Researchers Tracy Vaillancourt and Anachal Sharma from McMaster University and the University of Ottawa brought 86 women into a lab to find out how they reacted when another woman interrupted the experiment.

“This research may help explain why popular media, which often portrays females vying for the attention of males, has such a strong female audience base,” explained Aanchal Sharma to The Daily News.

Pairs of women were placed in a room and were interrupted by either a provocatively dressed woman in a mini-skirt and a low cut blouse, or by the same women, but this time she was dressed very conservatively.

The participants were given a “Bitchy Rating” from zero to ten to gauge how negatively they reacted to the woman’s interruption. This scale is based on factors such as how they looked at the woman, their negative verbal comments, and the amount of eye rolling and ridicule.

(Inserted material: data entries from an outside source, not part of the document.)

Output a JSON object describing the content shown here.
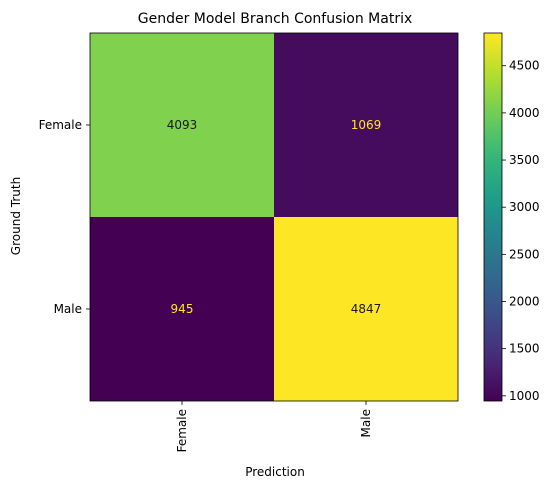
{
  "chart_data": {
    "type": "heatmap",
    "title": "Gender Model Branch Confusion Matrix",
    "xlabel": "Prediction",
    "ylabel": "Ground Truth",
    "x_categories": [
      "Female",
      "Male"
    ],
    "y_categories": [
      "Female",
      "Male"
    ],
    "values": [
      [
        4093,
        1069
      ],
      [
        945,
        4847
      ]
    ],
    "colormap": "viridis",
    "colorbar": {
      "range": [
        945,
        4847
      ],
      "ticks": [
        "1000",
        "1500",
        "2000",
        "2500",
        "3000",
        "3500",
        "4000",
        "4500"
      ]
    },
    "grid": false
  }
}
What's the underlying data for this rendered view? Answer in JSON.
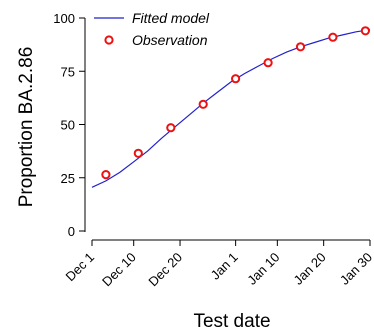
{
  "chart_data": {
    "type": "line",
    "title": "",
    "xlabel": "Test date",
    "ylabel": "Proportion BA.2.86",
    "x_ticks": [
      {
        "date": "2023-12-01",
        "label": "Dec 1"
      },
      {
        "date": "2023-12-10",
        "label": "Dec 10"
      },
      {
        "date": "2023-12-20",
        "label": "Dec 20"
      },
      {
        "date": "2024-01-01",
        "label": "Jan 1"
      },
      {
        "date": "2024-01-10",
        "label": "Jan 10"
      },
      {
        "date": "2024-01-20",
        "label": "Jan 20"
      },
      {
        "date": "2024-01-30",
        "label": "Jan 30"
      }
    ],
    "y_ticks": [
      0,
      25,
      50,
      75,
      100
    ],
    "ylim": [
      0,
      100
    ],
    "xlim": [
      "2023-12-01",
      "2024-01-30"
    ],
    "grid": false,
    "legend_position": "top-left",
    "series": [
      {
        "name": "Fitted model",
        "kind": "line",
        "color": "#2222cc",
        "points": [
          {
            "x": "2023-12-01",
            "y": 20.5
          },
          {
            "x": "2023-12-04",
            "y": 23.5
          },
          {
            "x": "2023-12-07",
            "y": 27.5
          },
          {
            "x": "2023-12-10",
            "y": 32.5
          },
          {
            "x": "2023-12-13",
            "y": 37.5
          },
          {
            "x": "2023-12-16",
            "y": 43.5
          },
          {
            "x": "2023-12-19",
            "y": 49.0
          },
          {
            "x": "2023-12-22",
            "y": 54.5
          },
          {
            "x": "2023-12-25",
            "y": 60.0
          },
          {
            "x": "2023-12-28",
            "y": 65.0
          },
          {
            "x": "2023-12-31",
            "y": 70.0
          },
          {
            "x": "2024-01-03",
            "y": 74.0
          },
          {
            "x": "2024-01-06",
            "y": 77.5
          },
          {
            "x": "2024-01-09",
            "y": 81.0
          },
          {
            "x": "2024-01-12",
            "y": 84.0
          },
          {
            "x": "2024-01-15",
            "y": 86.5
          },
          {
            "x": "2024-01-18",
            "y": 88.5
          },
          {
            "x": "2024-01-21",
            "y": 90.5
          },
          {
            "x": "2024-01-24",
            "y": 92.0
          },
          {
            "x": "2024-01-27",
            "y": 93.5
          },
          {
            "x": "2024-01-30",
            "y": 94.5
          }
        ]
      },
      {
        "name": "Observation",
        "kind": "scatter",
        "color": "#ee1111",
        "points": [
          {
            "x": "2023-12-04",
            "y": 26.5
          },
          {
            "x": "2023-12-11",
            "y": 36.5
          },
          {
            "x": "2023-12-18",
            "y": 48.5
          },
          {
            "x": "2023-12-25",
            "y": 59.5
          },
          {
            "x": "2024-01-01",
            "y": 71.5
          },
          {
            "x": "2024-01-08",
            "y": 79.0
          },
          {
            "x": "2024-01-15",
            "y": 86.5
          },
          {
            "x": "2024-01-22",
            "y": 91.0
          },
          {
            "x": "2024-01-29",
            "y": 94.0
          }
        ]
      }
    ]
  }
}
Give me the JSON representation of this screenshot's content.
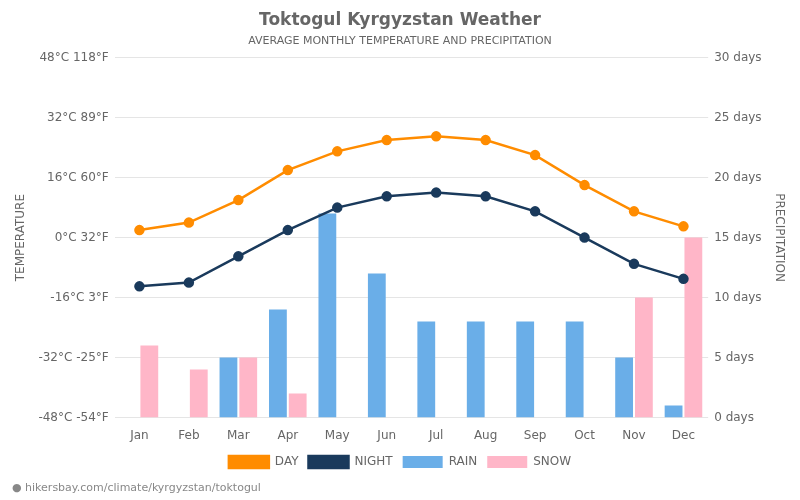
{
  "chart_data": {
    "type": "bar",
    "title": "Toktogul Kyrgyzstan Weather",
    "subtitle": "AVERAGE MONTHLY TEMPERATURE AND PRECIPITATION",
    "categories": [
      "Jan",
      "Feb",
      "Mar",
      "Apr",
      "May",
      "Jun",
      "Jul",
      "Aug",
      "Sep",
      "Oct",
      "Nov",
      "Dec"
    ],
    "series": [
      {
        "name": "DAY",
        "type": "line",
        "marker": "circle",
        "color": "#FF8C00",
        "values": [
          2,
          4,
          10,
          18,
          23,
          26,
          27,
          26,
          22,
          14,
          7,
          3
        ]
      },
      {
        "name": "NIGHT",
        "type": "line",
        "marker": "circle",
        "color": "#1a3a5c",
        "values": [
          -13,
          -12,
          -5,
          2,
          8,
          11,
          12,
          11,
          7,
          0,
          -7,
          -11
        ]
      },
      {
        "name": "RAIN",
        "type": "bar",
        "axis": "y2",
        "color": "#6aaee8",
        "values": [
          0,
          0,
          5,
          9,
          17,
          12,
          8,
          8,
          8,
          8,
          5,
          1
        ]
      },
      {
        "name": "SNOW",
        "type": "bar",
        "axis": "y2",
        "color": "#ffb6c8",
        "values": [
          6,
          4,
          5,
          2,
          0,
          0,
          0,
          0,
          0,
          0,
          10,
          15
        ]
      }
    ],
    "ylabel": "TEMPERATURE",
    "y2label": "PRECIPITATION",
    "ylim": [
      -48,
      48
    ],
    "yticks": [
      {
        "value": -48,
        "label": "-48°C -54°F"
      },
      {
        "value": -32,
        "label": "-32°C -25°F"
      },
      {
        "value": -16,
        "label": "-16°C 3°F"
      },
      {
        "value": 0,
        "label": "0°C 32°F"
      },
      {
        "value": 16,
        "label": "16°C 60°F"
      },
      {
        "value": 32,
        "label": "32°C 89°F"
      },
      {
        "value": 48,
        "label": "48°C 118°F"
      }
    ],
    "y2lim": [
      0,
      30
    ],
    "y2ticks": [
      {
        "value": 0,
        "label": "0 days"
      },
      {
        "value": 5,
        "label": "5 days"
      },
      {
        "value": 10,
        "label": "10 days"
      },
      {
        "value": 15,
        "label": "15 days"
      },
      {
        "value": 20,
        "label": "20 days"
      },
      {
        "value": 25,
        "label": "25 days"
      },
      {
        "value": 30,
        "label": "30 days"
      }
    ],
    "grid": true,
    "legend": "bottom",
    "annotations": [
      "● hikersbay.com/climate/kyrgyzstan/toktogul"
    ]
  }
}
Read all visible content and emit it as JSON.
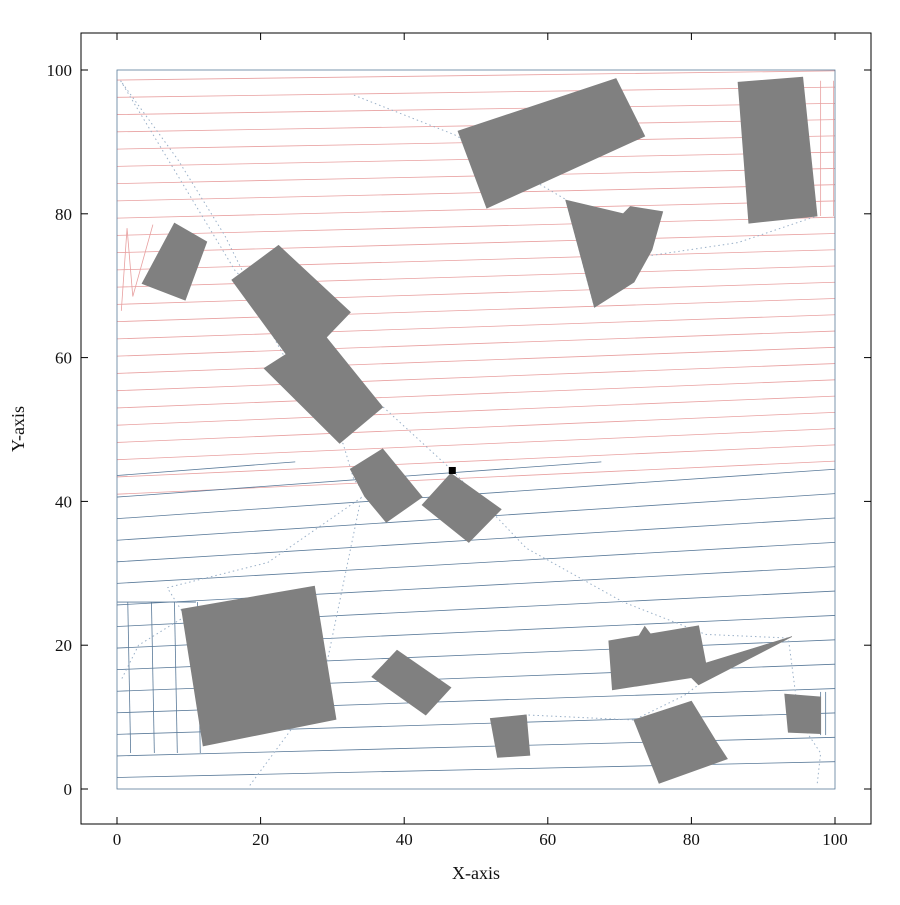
{
  "chart_data": {
    "type": "scatter",
    "title": "",
    "xlabel": "X-axis",
    "ylabel": "Y-axis",
    "xlim": [
      -5,
      105
    ],
    "ylim": [
      -5,
      105
    ],
    "xticks": [
      0,
      20,
      40,
      60,
      80,
      100
    ],
    "yticks": [
      0,
      20,
      40,
      60,
      80,
      100
    ],
    "grid": false,
    "legend": "none",
    "colors": {
      "obstacle": "#808080",
      "upper_path": "#e8a0a0",
      "lower_path": "#5a7a99",
      "connector": "#9ab0c8",
      "marker": "#000000",
      "frame": "#000000"
    },
    "workspace": [
      [
        0,
        0
      ],
      [
        100,
        0
      ],
      [
        100,
        100
      ],
      [
        0,
        100
      ]
    ],
    "obstacles": [
      [
        [
          47.5,
          91.5
        ],
        [
          69.5,
          98.8
        ],
        [
          73.5,
          90.8
        ],
        [
          51.5,
          80.8
        ]
      ],
      [
        [
          86.5,
          98.3
        ],
        [
          95.5,
          99.0
        ],
        [
          97.5,
          79.7
        ],
        [
          88.0,
          78.7
        ]
      ],
      [
        [
          62.5,
          81.9
        ],
        [
          70.5,
          80.0
        ],
        [
          71.5,
          81.0
        ],
        [
          76.0,
          80.3
        ],
        [
          74.5,
          75.0
        ],
        [
          72.0,
          70.5
        ],
        [
          66.5,
          67.0
        ]
      ],
      [
        [
          3.5,
          70.3
        ],
        [
          8.0,
          78.7
        ],
        [
          12.5,
          76.1
        ],
        [
          9.5,
          68.0
        ]
      ],
      [
        [
          16.0,
          70.8
        ],
        [
          22.5,
          75.6
        ],
        [
          32.5,
          66.3
        ],
        [
          25.0,
          58.5
        ]
      ],
      [
        [
          20.5,
          58.5
        ],
        [
          28.5,
          63.6
        ],
        [
          37.0,
          53.1
        ],
        [
          31.0,
          48.1
        ]
      ],
      [
        [
          32.5,
          44.5
        ],
        [
          37.0,
          47.3
        ],
        [
          42.5,
          40.6
        ],
        [
          37.5,
          37.1
        ],
        [
          34.5,
          40.7
        ]
      ],
      [
        [
          42.5,
          39.5
        ],
        [
          46.5,
          43.9
        ],
        [
          53.5,
          38.9
        ],
        [
          49.0,
          34.3
        ]
      ],
      [
        [
          9.0,
          25.0
        ],
        [
          27.5,
          28.2
        ],
        [
          30.5,
          9.7
        ],
        [
          12.0,
          6.0
        ]
      ],
      [
        [
          35.5,
          15.6
        ],
        [
          39.0,
          19.3
        ],
        [
          46.5,
          14.1
        ],
        [
          43.0,
          10.3
        ]
      ],
      [
        [
          52.0,
          9.8
        ],
        [
          57.0,
          10.3
        ],
        [
          57.5,
          4.7
        ],
        [
          53.0,
          4.4
        ]
      ],
      [
        [
          71.5,
          19.3
        ],
        [
          73.5,
          22.6
        ],
        [
          77.0,
          18.0
        ],
        [
          75.0,
          15.4
        ]
      ],
      [
        [
          68.5,
          20.6
        ],
        [
          81.0,
          22.7
        ],
        [
          82.0,
          17.5
        ],
        [
          94.0,
          21.2
        ],
        [
          81.0,
          14.5
        ],
        [
          80.0,
          15.5
        ],
        [
          69.0,
          13.8
        ]
      ],
      [
        [
          72.0,
          9.6
        ],
        [
          80.0,
          12.2
        ],
        [
          83.5,
          6.5
        ],
        [
          85.0,
          4.2
        ],
        [
          75.5,
          0.8
        ]
      ],
      [
        [
          93.0,
          13.2
        ],
        [
          98.0,
          12.8
        ],
        [
          98.0,
          7.7
        ],
        [
          93.5,
          7.9
        ]
      ]
    ],
    "marker_point": {
      "x": 46.7,
      "y": 44.3
    },
    "upper_sweep": {
      "y_left_start": 41.0,
      "y_right_start": 45.5,
      "spacing": 2.4,
      "y_max": 100.0,
      "tilt_bottom": 4.6,
      "tilt_top": 1.2
    },
    "lower_sweep": {
      "y_left_start": 1.6,
      "y_right_start": 3.8,
      "spacing": 3.0,
      "y_max": 45.5,
      "tilt_bottom": 2.2,
      "tilt_top": 7.9
    },
    "left_top_strip": [
      [
        0.6,
        66.5
      ],
      [
        1.4,
        78.0
      ],
      [
        2.2,
        68.5
      ],
      [
        5.0,
        78.5
      ]
    ],
    "left_bottom_strip_x": [
      1.5,
      4.8,
      8.0,
      11.2
    ],
    "right_top_strip_x": [
      98.0,
      99.8
    ],
    "right_bottom_strip_x": [
      98.0,
      98.7
    ],
    "connector_path": [
      [
        0.5,
        98.5
      ],
      [
        16.5,
        72.0
      ],
      [
        46.7,
        44.3
      ],
      [
        57.0,
        33.5
      ],
      [
        70.5,
        26.0
      ],
      [
        82.0,
        21.5
      ],
      [
        93.5,
        21.0
      ],
      [
        95.0,
        9.5
      ],
      [
        98.0,
        5.0
      ],
      [
        97.5,
        0.5
      ]
    ],
    "connector_path_2": [
      [
        18.5,
        0.5
      ],
      [
        28.5,
        14.0
      ],
      [
        34.0,
        40.5
      ],
      [
        21.0,
        31.5
      ],
      [
        7.0,
        28.0
      ],
      [
        9.5,
        24.0
      ],
      [
        3.0,
        20.0
      ],
      [
        0.5,
        15.0
      ]
    ],
    "connector_path_3": [
      [
        37.5,
        38.0
      ],
      [
        33.0,
        43.0
      ],
      [
        31.5,
        48.0
      ],
      [
        24.5,
        58.0
      ],
      [
        22.0,
        62.5
      ],
      [
        18.0,
        71.0
      ],
      [
        15.0,
        77.0
      ],
      [
        8.5,
        87.5
      ],
      [
        0.5,
        98.5
      ]
    ],
    "connector_path_4": [
      [
        33.0,
        96.5
      ],
      [
        47.0,
        91.0
      ],
      [
        62.5,
        82.0
      ],
      [
        66.5,
        67.0
      ],
      [
        73.0,
        74.0
      ],
      [
        86.5,
        76.0
      ],
      [
        97.5,
        79.7
      ]
    ],
    "connector_path_5": [
      [
        53.0,
        9.5
      ],
      [
        57.0,
        10.3
      ],
      [
        72.0,
        9.6
      ],
      [
        79.0,
        13.0
      ],
      [
        81.0,
        14.5
      ]
    ]
  }
}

In a recent interview with The Atlantic, Vaillancourt explained that they chose the word “bitchy” to use as a measurement on their scale because “bitchiness is the term that people use.” This term is commonly used among the age group of the participants, which ranges from 20 to 25.

The same woman interrupted the two groups, but the way she dressed completely changed how the participants reacted. When presented with the conservatively dressed woman, subjects made no comments, and hardly seemed to notice her. In contrast, when the sexy woman entered the room, the participants reacted in a hostile way, but only after the provocative woman left the room.

When the sexy woman interrupted, the participants made more negative comments, laughed at the woman, examined her more closely, and made more negative facial expressions in comparison to those who were interrupted by the conservative woman. For example, one woman remarked that the sexy woman was “dressed to have sex with one of her professors.” Participants exposed to the provocative woman were rated as being bitchier than the women who met the conservative woman.

The researchers called it a display of indirect aggression, where women are more covertly “bitchy” to other women when they find their sexy appearance threatening. Vaillancourt and Sharma found that the provocative woman was seen as a sexual rival, so the participants shunned her. In general, the women in the study stated they did not want to be friends with the provocative woman.

“Women are indeed very capable of aggressing against others, especially women they perceive as rivals,” said Dr. Vaillancourt, now a psychologist at the University of Ottawa told the New York Times. “The research also shows that suppression of female sexuality is by women, not necessarily by men.”

This research is especially relevant now, with the launch of Prime Minister Steven Harper’s anti-bullying program this year. “Our work provides support for the innate roots of female conflict,” Sharma says, and is “a starting point for recognizing the origins of the behaviours and informing what factors should be considered in the resolution process.”  Understanding research such as Vaillancourt and Sharma’s can assist with planning strategies to reduce bullying among women.